I know when my husband retired, his employer said we would have the same benefits as we had as an active employee. Boy, did they lie, we lost our vision & dental right off the top, lost our MHMR benefits, our monthly premiums are outrageous, our coverage stinks, paying 4 times the copay for a specialist, doubled the cost for a PCP, $200 yrly deductible, $1200 out of pocket before they pay 100%. We had none of this when he was working. They really put the screws to the retirees. With a script card that has gone out of sight on the cost of a script, I am spending almost $600 a month for my medications. My crohns meds and  respiratory meds no generic available. I ended up eliminating some of my medications and still pay all that out a month. Jeez.

 

Oh, I thought of this also, ask the dr when titrating your meds in a pump if she does it at 2 week intervals. This allows enough time to go by to see what kind of improvement is made with your pain and to see if you have any side effects from the meds.With Dilaudid being the pain med in my pump I started out with a 10mg doseage, then increased it to 15mg and in Oct he raised my concentration level to 25mg and that really did help.

 

Is your medication not covering your pain? Or are you like me, I had so much pain in so many different areas of my body that my dr said no way could a pill handle all of that. I am beginning to calm down a little over this change in drs I am going thru. It just threw me for a loop. I talked to the lady that handles the insurance in his office and she said everyone at the clinic is just devastated, as none of them knew of his plans to leave either. I am 56 yrs old and I am just too old for surprises like that one,lol.

 

Hope you have a low pain evening. Susie

 

Moondancer- congrats on the lapband surgery! I had seriously contemplated it once under reccomendation from my PCP. I went to 2 different "state mandatory" presentations & I am very glad I did. The first dr made it sound like a walk in the park, whereas the second gave all the gory details. I just decided it wasn't for me. I too have flipped on and off meds (and before the injury) had a physical trainer..... I have been struggling, more like yo-yoing all over the chart for about 8 years. I have done a diet before through a dr called the Zone, it was also provided with phentermine suppliment, a cocktail of vitamins to help keep you full, and other things as well. It was a weekly ordeal but the weight was falling off with no exercise. I actually lost about an average of 10 lbs a week. Unfortunatly at the time I was on duragesic patch & some anti-depressants & had a very bad reaction.... even though the dr assured me I would be ok.

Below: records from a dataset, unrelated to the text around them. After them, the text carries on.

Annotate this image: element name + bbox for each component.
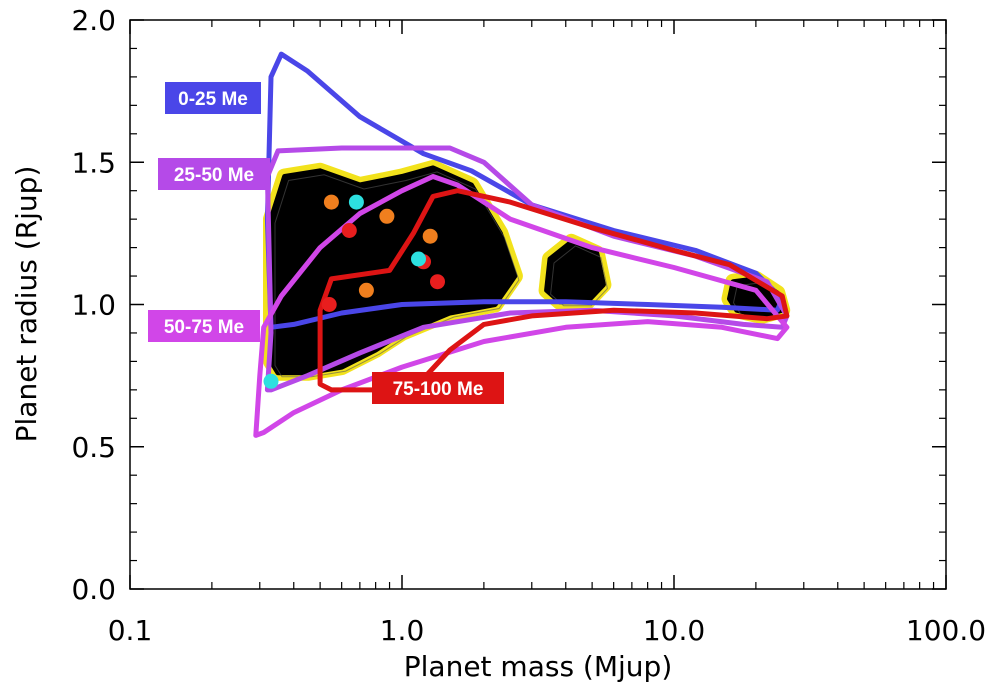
y-tick-label-1: 0.5: [71, 431, 116, 464]
region-label-1: 25-50 Me: [174, 165, 254, 186]
contour-1: [264, 145, 790, 393]
y-tick-label-4: 2.0: [71, 4, 116, 37]
contour-3: [317, 188, 790, 393]
label-layer: 0-25 Me 25-50 Me 50-75 Me 75-100 Me: [148, 82, 504, 404]
region-label-3: 75-100 Me: [393, 379, 484, 400]
data-point-10: [263, 373, 279, 389]
region-label-2: 50-75 Me: [164, 317, 244, 338]
y-axis-title: Planet radius (Rjup): [10, 166, 43, 443]
data-point-7: [321, 297, 337, 312]
data-point-3: [358, 282, 374, 298]
contour-2: [253, 174, 790, 438]
density-contour-0: [274, 171, 520, 378]
region-label-box-3: [372, 372, 504, 404]
density-contour-1: [550, 245, 608, 307]
x-axis-title: Planet mass (Mjup): [404, 650, 673, 683]
x-tick-label-3: 100.0: [906, 614, 986, 647]
data-point-2: [422, 228, 438, 244]
y-tick-label-0: 0.0: [71, 573, 116, 606]
data-point-4: [341, 223, 357, 238]
region-label-box-1: [158, 158, 270, 190]
tick-layer: 0.1 1.0 10.0 100.0 0.0 0.5 1.0 1.5 2.0: [71, 4, 986, 647]
x-tick-label-0: 0.1: [108, 614, 153, 647]
data-point-1: [379, 208, 395, 224]
data-point-6: [430, 274, 445, 290]
contour-layer: [253, 51, 790, 438]
x-tick-label-2: 10.0: [643, 614, 705, 647]
data-point-0: [323, 194, 339, 210]
y-tick-label-3: 1.5: [71, 146, 116, 179]
data-point-8: [348, 194, 364, 210]
density-region-0: [268, 165, 518, 376]
y-tick-label-2: 1.0: [71, 289, 116, 322]
point-layer: [263, 194, 445, 389]
x-tick-label-1: 1.0: [380, 614, 425, 647]
region-label-box-0: [165, 82, 261, 114]
region-label-box-2: [148, 310, 260, 342]
data-point-9: [411, 251, 426, 267]
region-label-0: 0-25 Me: [178, 89, 248, 110]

I was bummed cause I was learning to eat correctly, weigh portions, lean meats, etc & it worked. There was some foods I missed (pasta) but eventually you can bring it back. My pain clinic has actually opened a weight loss center as well & it is very similar to the zone but with pre-packaged meals (I see the ads while I am waiting & the food looks good) so once I get settled in I hope to get back on it. I just thought I would throw this diet out as it isn't hard really if anyone wants to look into it. Of course, get a dr to help. But, I am very happy you are on your way to feeling better at least in one area. I hate being overweight its the one thing that really bothers me. I hate the looks & not being able to buy clothes that are cute. I wish you the best of luck & I have had a few friends who have done it & have done fantastically. My only question is how will you be able to work out? Or is that not an issue with your pain? I usually use the pool but its even too cool down here in FL to get in right now. Good luck & keep us posted!

Patty I am going to start a new thread on dieting for you, I don't want us in trouble for an off topic on the thread. :)

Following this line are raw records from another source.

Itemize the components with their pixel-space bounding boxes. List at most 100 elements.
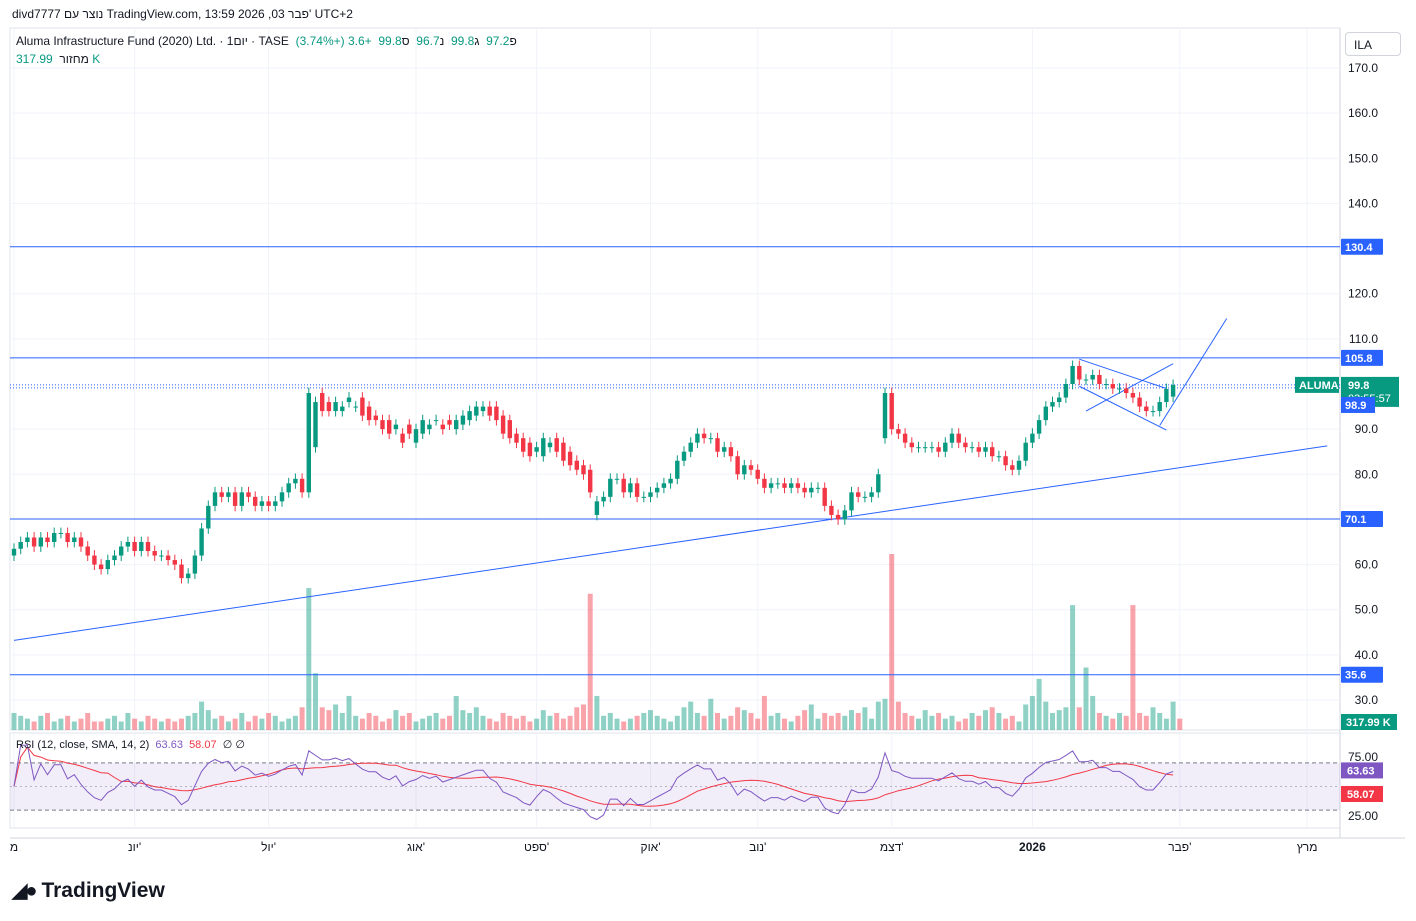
candle-body <box>701 433 707 439</box>
candle-body <box>507 420 512 439</box>
open-label: פ <box>509 34 517 48</box>
volume-bar <box>815 718 821 730</box>
volume-bar <box>889 554 895 730</box>
volume-bar <box>534 718 540 730</box>
volume-bar <box>621 721 627 730</box>
volume-bar <box>145 715 151 730</box>
volume-legend[interactable]: מחזור 317.99 K <box>16 52 100 66</box>
x-tick-label: אוג' <box>407 840 425 854</box>
candle-body <box>722 447 727 452</box>
rsi-extra: ∅ ∅ <box>222 739 245 751</box>
candle-body <box>1137 397 1142 407</box>
candle-body <box>299 478 305 493</box>
volume-bar <box>507 715 513 730</box>
rsi-sma-tag: 58.07 <box>1347 789 1375 801</box>
candle-body <box>226 492 231 497</box>
volume-bar <box>252 715 258 730</box>
volume-bar <box>118 721 124 730</box>
volume-bar <box>279 721 285 730</box>
volume-bar <box>125 712 131 730</box>
candle-body <box>802 487 807 493</box>
volume-bar <box>1143 715 1149 730</box>
candle-body <box>159 555 164 557</box>
volume-bar <box>333 704 339 730</box>
volume-bar <box>38 715 44 730</box>
candle-body <box>206 505 211 529</box>
candle-body <box>547 442 553 448</box>
candle-body <box>326 402 332 412</box>
candle-body <box>748 465 754 470</box>
volume-bar <box>788 721 794 730</box>
candle-body <box>494 406 499 421</box>
trendline <box>1079 385 1167 431</box>
candle-body <box>849 492 854 511</box>
volume-bar <box>942 718 948 730</box>
y-tick-label: 170.0 <box>1348 61 1378 75</box>
candle-body <box>1103 384 1109 385</box>
level-130-label-bg <box>1341 238 1383 255</box>
y-tick-label: 80.0 <box>1355 467 1379 481</box>
candle-body <box>862 496 868 498</box>
level-70-label: 70.1 <box>1345 514 1366 526</box>
volume-bar <box>393 710 399 730</box>
volume-bar <box>447 715 452 730</box>
candle-body <box>1010 465 1015 470</box>
level-35-label: 35.6 <box>1345 670 1366 682</box>
rsi-legend[interactable]: RSI (12, close, SMA, 14, 2) 63.63 58.07 … <box>16 738 245 751</box>
symbol-tag: ALUMA <box>1299 380 1339 392</box>
volume-bar <box>299 707 305 730</box>
candle-body <box>259 501 265 506</box>
volume-bar <box>91 721 97 730</box>
candle-body <box>25 537 30 542</box>
tradingview-logo: ◢● TradingView <box>12 878 165 903</box>
volume-bar <box>1056 710 1062 730</box>
candle-body <box>279 492 285 502</box>
volume-bar <box>983 710 988 730</box>
level-130-label: 130.4 <box>1345 242 1373 254</box>
candle-body <box>1063 384 1069 398</box>
volume-bar <box>78 718 84 730</box>
candle-body <box>795 483 801 488</box>
low-value: 96.7 <box>416 34 440 48</box>
candle-body <box>789 483 794 488</box>
volume-bar <box>949 715 955 730</box>
rsi-label: RSI (12, close, SMA, 14, 2) <box>16 739 150 751</box>
volume-bar <box>862 707 868 730</box>
volume-value: 317.99 K <box>16 52 101 66</box>
symbol-legend[interactable]: Aluma Infrastructure Fund (2020) Ltd. · … <box>16 34 517 48</box>
y-tick-label: 150.0 <box>1348 151 1378 165</box>
symbol-tag-bg <box>1295 376 1339 393</box>
volume-bar <box>219 715 225 730</box>
candle-body <box>956 433 961 443</box>
candle-body <box>775 483 780 485</box>
volume-bar <box>433 712 439 730</box>
candle-body <box>400 433 405 443</box>
candle-body <box>340 406 345 412</box>
volume-bar <box>326 710 332 730</box>
candle-body <box>1150 411 1156 413</box>
volume-bar <box>487 718 493 730</box>
volume-bar <box>493 721 499 730</box>
candle-body <box>1023 442 1028 461</box>
volume-bar <box>741 710 747 730</box>
candle-body <box>1036 420 1042 434</box>
currency-selector[interactable]: ILA <box>1345 32 1401 56</box>
candle-body <box>1030 433 1035 443</box>
volume-bar <box>426 715 432 730</box>
candle-body <box>527 442 533 457</box>
candle-body <box>976 447 981 452</box>
volume-bar <box>989 707 995 730</box>
volume-bar <box>882 698 888 730</box>
volume-bar <box>400 715 406 730</box>
volume-bar <box>849 710 854 730</box>
x-tick-label: פבר' <box>1168 840 1191 854</box>
volume-bar <box>165 718 171 730</box>
level-105-label-bg <box>1341 349 1383 366</box>
level-70-label-bg <box>1341 510 1383 527</box>
candle-body <box>427 424 432 430</box>
volume-bar <box>768 715 774 730</box>
volume-bar <box>614 718 620 730</box>
volume-bar <box>775 712 781 730</box>
symbol-title: Aluma Infrastructure Fund (2020) Ltd. · … <box>16 34 289 48</box>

This is one of those post subjects that should stays near the top
as it has so much info, sure hope y'all keep us up to date on this pain pump info.
Thanks for starting this..
and lots of soft hugz to everyone considering or needing this surgery.
Prayers and sot hugz......
Wish the Doctors would explain this procedure better to us, Thank you...
Thank You...

Hi Stella..... how is the pump working for you vs meds? And where is your chronic pain & does it help? Thanks!